Question 10.32: KNOWN: Cylinder of 120 mm diameter at 1000K quenched in satu......
KNOWN: Cylinder of 120 mm diameter at 1000K quenched in saturated water at 1 atm
FIND: Describe the quenching process and estimate the maximum heat removal rate per unit length during cooling.
ASSUMPTIONS: Water exposed to 1 atm pressure, \mathrm T_{\text{sat}} = 100°C.
SCHEMATIC:
ANALYSIS: At the start of the quenching process, the surface temperature is \mathrm T_{\mathrm s}(0) = 1000 K.
Hence, \Delta\mathrm T_{\mathrm e} = \mathrm T_{\mathrm s} – \mathrm T_{\text{sat}} = 1000 K – 373 K = 627 K, and from the typical boiling curve of Figure 10.4, film boiling occurs.
As the cylinder temperature decreases, \Delta\mathrm T_{\mathrm e} decreases, and the cooling process follows the boiling curve sketched above. The cylinder boiling process passes through the Leidenfrost point D, into the transition or unstable boiling regime (D → C).

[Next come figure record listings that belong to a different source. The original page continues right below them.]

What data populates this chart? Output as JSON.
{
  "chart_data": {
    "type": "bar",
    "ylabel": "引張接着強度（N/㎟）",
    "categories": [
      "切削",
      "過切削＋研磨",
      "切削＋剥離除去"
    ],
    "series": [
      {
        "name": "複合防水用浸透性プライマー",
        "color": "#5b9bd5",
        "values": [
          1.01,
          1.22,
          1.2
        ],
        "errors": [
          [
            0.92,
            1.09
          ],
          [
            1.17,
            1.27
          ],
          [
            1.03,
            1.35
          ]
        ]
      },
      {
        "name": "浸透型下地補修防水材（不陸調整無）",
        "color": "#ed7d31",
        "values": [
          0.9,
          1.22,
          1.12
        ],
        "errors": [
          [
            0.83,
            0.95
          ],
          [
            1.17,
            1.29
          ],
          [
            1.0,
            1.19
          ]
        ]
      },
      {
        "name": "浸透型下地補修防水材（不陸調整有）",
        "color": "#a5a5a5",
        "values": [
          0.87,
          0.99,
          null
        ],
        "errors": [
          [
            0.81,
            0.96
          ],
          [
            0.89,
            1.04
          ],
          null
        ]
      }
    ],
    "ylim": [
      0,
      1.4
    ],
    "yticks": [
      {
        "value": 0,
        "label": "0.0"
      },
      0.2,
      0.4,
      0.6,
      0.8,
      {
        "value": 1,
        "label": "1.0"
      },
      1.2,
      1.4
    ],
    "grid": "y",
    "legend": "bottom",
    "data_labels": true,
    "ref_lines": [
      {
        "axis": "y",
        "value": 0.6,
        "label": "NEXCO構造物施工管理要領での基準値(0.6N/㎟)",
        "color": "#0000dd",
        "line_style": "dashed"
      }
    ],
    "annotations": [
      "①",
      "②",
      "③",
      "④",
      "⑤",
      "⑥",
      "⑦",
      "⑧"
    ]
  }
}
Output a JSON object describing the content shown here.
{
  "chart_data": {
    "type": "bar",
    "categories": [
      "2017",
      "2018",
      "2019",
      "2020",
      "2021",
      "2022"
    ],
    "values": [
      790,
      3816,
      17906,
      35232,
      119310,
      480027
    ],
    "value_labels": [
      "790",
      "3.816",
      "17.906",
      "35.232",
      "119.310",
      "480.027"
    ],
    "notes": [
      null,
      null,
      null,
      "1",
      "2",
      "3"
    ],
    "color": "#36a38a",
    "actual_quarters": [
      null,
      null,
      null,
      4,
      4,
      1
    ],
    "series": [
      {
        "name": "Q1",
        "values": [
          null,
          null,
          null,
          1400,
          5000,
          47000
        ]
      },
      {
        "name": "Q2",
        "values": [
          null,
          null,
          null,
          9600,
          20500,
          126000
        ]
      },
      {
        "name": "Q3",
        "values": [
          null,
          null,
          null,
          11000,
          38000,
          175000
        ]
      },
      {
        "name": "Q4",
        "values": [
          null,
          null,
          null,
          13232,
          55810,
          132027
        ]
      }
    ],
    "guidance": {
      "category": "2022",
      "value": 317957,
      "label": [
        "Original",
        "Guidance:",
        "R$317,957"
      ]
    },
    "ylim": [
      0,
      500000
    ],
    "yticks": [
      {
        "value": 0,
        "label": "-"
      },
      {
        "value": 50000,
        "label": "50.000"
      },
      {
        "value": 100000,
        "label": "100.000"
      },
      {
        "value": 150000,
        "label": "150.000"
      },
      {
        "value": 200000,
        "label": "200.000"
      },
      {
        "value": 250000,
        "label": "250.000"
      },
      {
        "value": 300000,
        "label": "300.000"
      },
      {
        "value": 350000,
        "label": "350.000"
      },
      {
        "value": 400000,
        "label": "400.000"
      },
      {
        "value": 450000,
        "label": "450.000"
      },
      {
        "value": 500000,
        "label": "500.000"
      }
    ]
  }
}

At point C, the boiling heat flux has reached a maximum, \mathrm q_{\max}^{\prime\prime} = 1.26 MW/m² (see Example 10.1). Hence, the heat rate per unit length of the cylinder is
q _{ s }^{\prime}= q _{\max }^{\prime}= q _{\max }^{\prime \prime}(\pi D )=1.26 MW / m ^2[\pi(0.120 m )]=0.475 MW / m.
As the cylinder cools further, nucleate boiling occurs (C → A) and the heat rate drops rapidly. Finally, at point A, boiling no longer is present and the cylinder is cooled by free convection.
COMMENTS: Why doesn’t the quenching process follow the cooling curve of Figure 10.3?